Читаем Перед историческим рубежом. Политические силуэты полностью

Славянофильство, как идея исторического мессианизма, как пророчество особого призвания народа русского, еще надолго должно было – в том или другом виде – овладеть мыслью образованного русского авангарда: это нравственная компенсация за бедность и мерзость окружающего, за невозможность вмешаться в историю сегодня же, это единственный путь примирения со своими общественными судьбами; наконец, это временные идейные ходули, на которых интеллигенция выбиралась из стоячего болота отечественного быта и шла… в Европу. Народничество, т.-е. славянофильство минус славянофильская политика и славянофильская религия, было не чем иным, как первым, негативным – свет вместо теней и тени вместо света! – отражением превосходства и могущества европейской культуры во встревоженном сознании мыслящего русского человека. Чтобы перевести негатив на позитив, понадобились еще десятилетия тягчайшей учебы, взлетов и падений…

В своих открытых письмах к Гервегу, Маццини и Мишле, Герцен становится после краха 49 г. провозвестником русского мессианизма. Он объявляет крестьянскую общину залогом социальной справедливости в будущем и обещает Европе спасение – с Востока. Не только образованные русские – «самые свободные люди», но и народ русский оказывается самым свободным в выборе своих путей. В социальном вопросе, т.-е. в основном вопросе всей эпохи, мы «потому дальше Европы и свободнее ее, что так отстали от нее». Раз объявив отсталость и варварство за величайшее историческое преимущество славянства над миром старой европейской культуры, Герцен доходит до самых крайних и рискованных выводов и в области международной политики.

"Время славянского мира настало, – пишет он в 49 г. – Настоящая столица соединенных славян – Константинополь… Во всяком случае, война эта (война России за Константинополь) – introduzione maestosa et marziale (торжественное вступление) мира славянского во всеобщую историю и с тем вместе una marcia funebre (похоронный марш) старого света.

Приветствуя трубными звуками захват Константинополя, как могущественное вступление славянства во всеобщую историю, Герцен верил, что это будет последним усилием старой России, – но для кого эта вера могла быть обязательной? Какие такие внутренние силы мог указать тогда в России Герцен, этот «свободный наблюдатель», всегда открыто и честно заявлявший, что он ни от чьего имени не говорит и никого не представляет, что он – сам по себе? В глазах демократов Запада завоевание Россией Константинополя могло означать только одно: усиление крепчайшего из оплотов реакции.

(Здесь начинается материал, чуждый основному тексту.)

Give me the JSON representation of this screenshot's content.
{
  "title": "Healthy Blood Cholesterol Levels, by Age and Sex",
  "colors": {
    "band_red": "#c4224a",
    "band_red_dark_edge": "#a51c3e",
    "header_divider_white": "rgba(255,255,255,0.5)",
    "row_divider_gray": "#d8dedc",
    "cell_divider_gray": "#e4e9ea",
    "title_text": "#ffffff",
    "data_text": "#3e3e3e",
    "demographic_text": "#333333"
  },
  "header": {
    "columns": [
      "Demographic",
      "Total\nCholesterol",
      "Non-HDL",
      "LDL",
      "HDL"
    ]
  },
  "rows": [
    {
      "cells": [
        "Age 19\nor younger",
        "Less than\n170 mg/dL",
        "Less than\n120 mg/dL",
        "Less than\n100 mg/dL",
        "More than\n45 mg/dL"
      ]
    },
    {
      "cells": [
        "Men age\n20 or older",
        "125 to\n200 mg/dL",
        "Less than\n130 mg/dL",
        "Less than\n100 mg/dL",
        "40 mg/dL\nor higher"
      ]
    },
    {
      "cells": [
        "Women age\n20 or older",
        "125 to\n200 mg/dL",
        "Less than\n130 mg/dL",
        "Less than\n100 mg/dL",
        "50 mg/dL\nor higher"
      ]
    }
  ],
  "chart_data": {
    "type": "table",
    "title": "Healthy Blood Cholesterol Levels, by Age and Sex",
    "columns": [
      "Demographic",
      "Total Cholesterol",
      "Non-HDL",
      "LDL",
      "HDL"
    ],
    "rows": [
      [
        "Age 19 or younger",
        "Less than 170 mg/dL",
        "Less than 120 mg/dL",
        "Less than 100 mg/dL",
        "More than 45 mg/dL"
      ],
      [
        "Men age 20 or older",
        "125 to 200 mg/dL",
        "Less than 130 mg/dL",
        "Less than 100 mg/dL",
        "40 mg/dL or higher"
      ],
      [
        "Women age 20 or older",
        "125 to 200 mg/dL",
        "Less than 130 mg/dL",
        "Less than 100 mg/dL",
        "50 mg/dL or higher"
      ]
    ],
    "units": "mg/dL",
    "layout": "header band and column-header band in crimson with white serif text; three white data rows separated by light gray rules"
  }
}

В лице своих молодых сил и их идеалов старая Европа ни на минуту не собиралась слагать оружие и ждать спасения со стороны «славной славянской федерации» и русской общины. Отсюда – непримиримая враждебность между Герценом и творцами научной системы социального развития.


Маркс с пренебрежением отзывался о Герцене, о «полурусском и вполне москвиче», который «открыл русский коммунизм не в России, а в сочинении прусского регирунгсрата Гакстгаузена».[135] Не менее саркастически отзывался и Энгельс о «раздувшемся в революционера панславистском беллетристе», который собирается обновлять и возрождать гниющий Запад – даже при помощи русского оружия. В свою очередь Герцен тоже не слишком мягко характеризовал сторонников Маркса, как «шайку непризнанных немецких государственных людей, окружавших неузнанного гения первой величины, Маркса».

Вражду к себе со стороны «марксидов» Герцен объяснял мотивами не весьма высокого порядка: «меня приносили, – говорит он, – в жертву фатерланду из патриотизма».

На самом деле тут были причины, ничего общего с «патриотизмом» не имеющие. В «Былом и Думах» Герцен пытается объяснить свой антагонизм с немецкой эмиграцией причинами бытовыми: грубостью и невоспитанностью немцев, и идейными: бесплотной абстрактностью немецкого радикализма. Но ни то, ни другое объяснение не может относиться к Марксу. «Германский ум – пишет Герцен – в революции, как во всем, берет общую идею, разумеется, в ее безусловном, т.-е. недействительном значении, и довольствуется идеальным построением ее, воображая, что вещь сделана, если она понята»…

Эта характеристика как нельзя лучше охватывает тот самобытный мессианистический немецкий социализм, с которым Маркс и Энгельс свели теоретические счеты. Но в марксизме «германский» ум окончательно преодолел идеалистическую бестелесность абсолютных отрицаний и абсолютных утверждений, свел идеологические противоречия к борьбе материальных общественных сил и отнюдь не верил, что «вещь сделана, если она понята». Нет, причины идейного антагонизма были другие. В то время как Герцен усматривал даже в военном нашествии России на Европу благодетельную встряску для этого полутрупа, Маркс с ненавистью относился не только к официальному, но и к демократическому панславизму, видя в нем страшную угрозу для европейского развития.